Symptoms of Uterine Adhesions
In some cases, adhesions cause no symptoms at all, but the most common symptoms include:
- Very light periods or no periods (amenorrhea). This can occur if scar tissue is replacing the endometrium, which is the tissue that breaks down and bleeds during a normal menstrual cycle. Occasionally, scar tissue blocks the cervical opening, stopping the flow of menstrual blood.
- Pelvic pain and severe menstrual cramping
- Difficulty getting pregnant or recurring miscarriage
If you have these symptoms, you should make an appointment with your doctor. We can perform a hysteroscopy to examine the uterine lining and check for adhesions. A hysteroscopy is a procedure in which we insert a thin, flexible, lighted telescope into the vagina and through the cervix to directly view the inside of the uterus.
We may also perform a transvaginal ultrasound to measure the thickness of your endometrium, and a biopsy of the uterine lining to test whether you still have any normal endometrial tissue.
Causes of Uterine Adhesions
Uterine adhesions are usually caused by damage to the uterine tissue, such as:
- D&C (dilation and curettage) for heavy bleeding, miscarriage, abortion, or any other purpose
- Curettage for post-delivery complications such as removal of the placenta or hemorrhaging
- Uterine surgeries
- Infection of the uterus or pelvis
- Pelvic tuberculosis – more common in developing nations
However, sometimes the precise cause of a patient’s adhesions is unknown.
Treatment for Uterine Adhesions
If your adhesions aren’t causing you any pain and you’re not planning on getting pregnant in the future, you may not need treatment at all.

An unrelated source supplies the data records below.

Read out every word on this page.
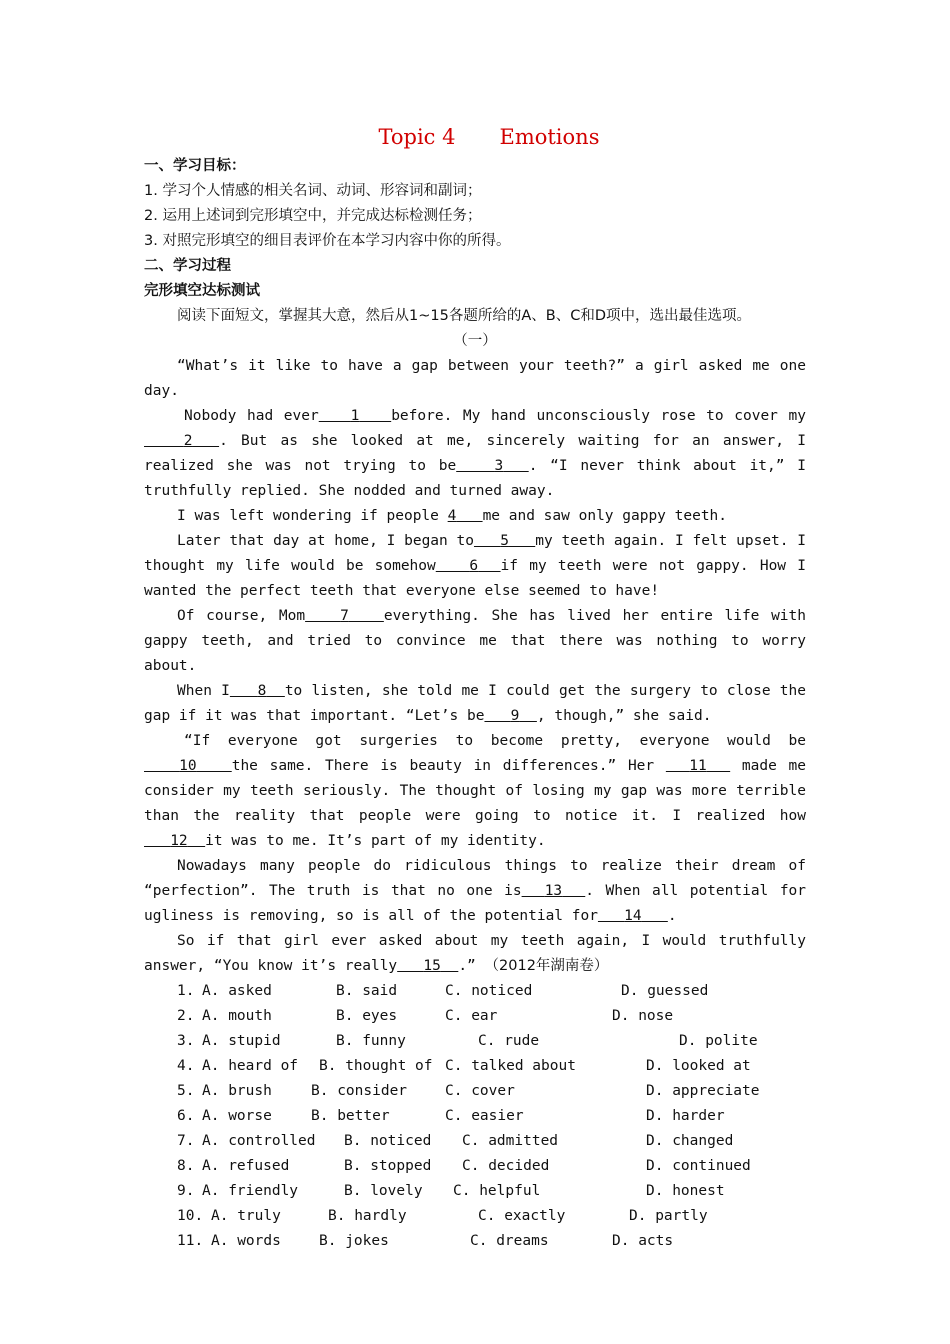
Topic 4 Emotions
一、学习目标：
1. 学习个人情感的相关名词、动词、形容词和副词；
2. 运用上述词到完形填空中，并完成达标检测任务；
3. 对照完形填空的细目表评价在本学习内容中你的所得。
二、学习过程
完形填空达标测试
阅读下面短文，掌握其大意，然后从1~15各题所给的A、B、C和D项中，选出最佳选项。
（一）

“What’s it like to have a gap between your teeth?” a girl asked me one day.

Nobody had ever 1 before. My hand unconsciously rose to cover my   2 . But as she looked at me, sincerely waiting for an answer, I realized she was not trying to be	3 . “I never think about it,” I truthfully replied. She nodded and turned away.

I was left wondering if people 4 me and saw only gappy teeth.

Later that day at home, I began to 5 my teeth again. I felt upset. I thought my life would be somehow 6 if my teeth were not gappy. How I wanted the perfect teeth that everyone else seemed to have!

Of course, Mom 7 everything. She has lived her entire life with gappy teeth, and tried to convince me that there was nothing to worry about.

When I 8 to listen, she told me I could get the surgery to close the gap if it was that important. “Let’s be 9 , though,” she said.

“If everyone got surgeries to become pretty, everyone would be   10 the same. There is beauty in differences.” Her 11 made me consider my teeth seriously. The thought of losing my gap was more terrible than the reality that people were going to notice it. I realized how   12 it was to me. It’s part of my identity.

Nowadays many people do ridiculous things to realize their dream of “perfection”. The truth is that no one is 13 . When all potential for ugliness is removing, so is all of the potential for 14 .

So if that girl ever asked about my teeth again, I would truthfully answer, “You know it’s really 15 .” （2012年湖南卷）

1. A. asked	B. said	C. noticed	D. guessed
2. A. mouth	B. eyes	C. ear	D. nose
3. A. stupid	B. funny	C. rude	D. polite
4. A. heard of B. thought of C. talked about	D. looked at
5. A. brush	B. consider	C. cover	D. appreciate
6. A. worse	B. better	C. easier	D. harder
7. A. controlled B. noticed C. admitted	D. changed
8. A. refused	B. stopped C. decided	D. continued
9. A. friendly	B. lovely C. helpful	D. honest
10. A. truly	B. hardly	C. exactly	D. partly
11. A. words	B. jokes	C. dreams	D. acts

You can talk with your OB-GYN about your options and the implications of non-treatment. Treating adhesions of the uterus generally involves breaking up the scar tissue and trying to prevent scar tissue from reforming in its place.
To remove the scar tissue, your gynecologist may perform hysteroscopic lysis of adhesions. This is an outpatient procedure in which the doctor uses a hysteroscope to view the lining of the uterus and agitate the scar tissue that’s present. If the scar tissue is sparse and filmy, the doctor may be able to use the hysteroscope itself to break it apart. If it’s significantly denser, surgical scissors can be used.
Scar tissue can be prevented from growing again in a few different ways:
You may be prescribed a 30-day regimen of oral estrogen to help the uterus clear itself of its old tissue and regrow a healthy endometrium.
An inflated medical balloon or an IUD placed in the cavity of the uterus can help the uterus regrow normal tissue.
Typically, your doctor will schedule you for a second or third hysteroscopy after about a week or two following the previous one. This is to break up any remaining scar tissue and ensure that all of the scar tissue has been removed.
Recovery from hysteroscopic lysis of adhesions can vary, although most women get their normal period again, are able to become pregnant, and are able to carry the pregnancy to term.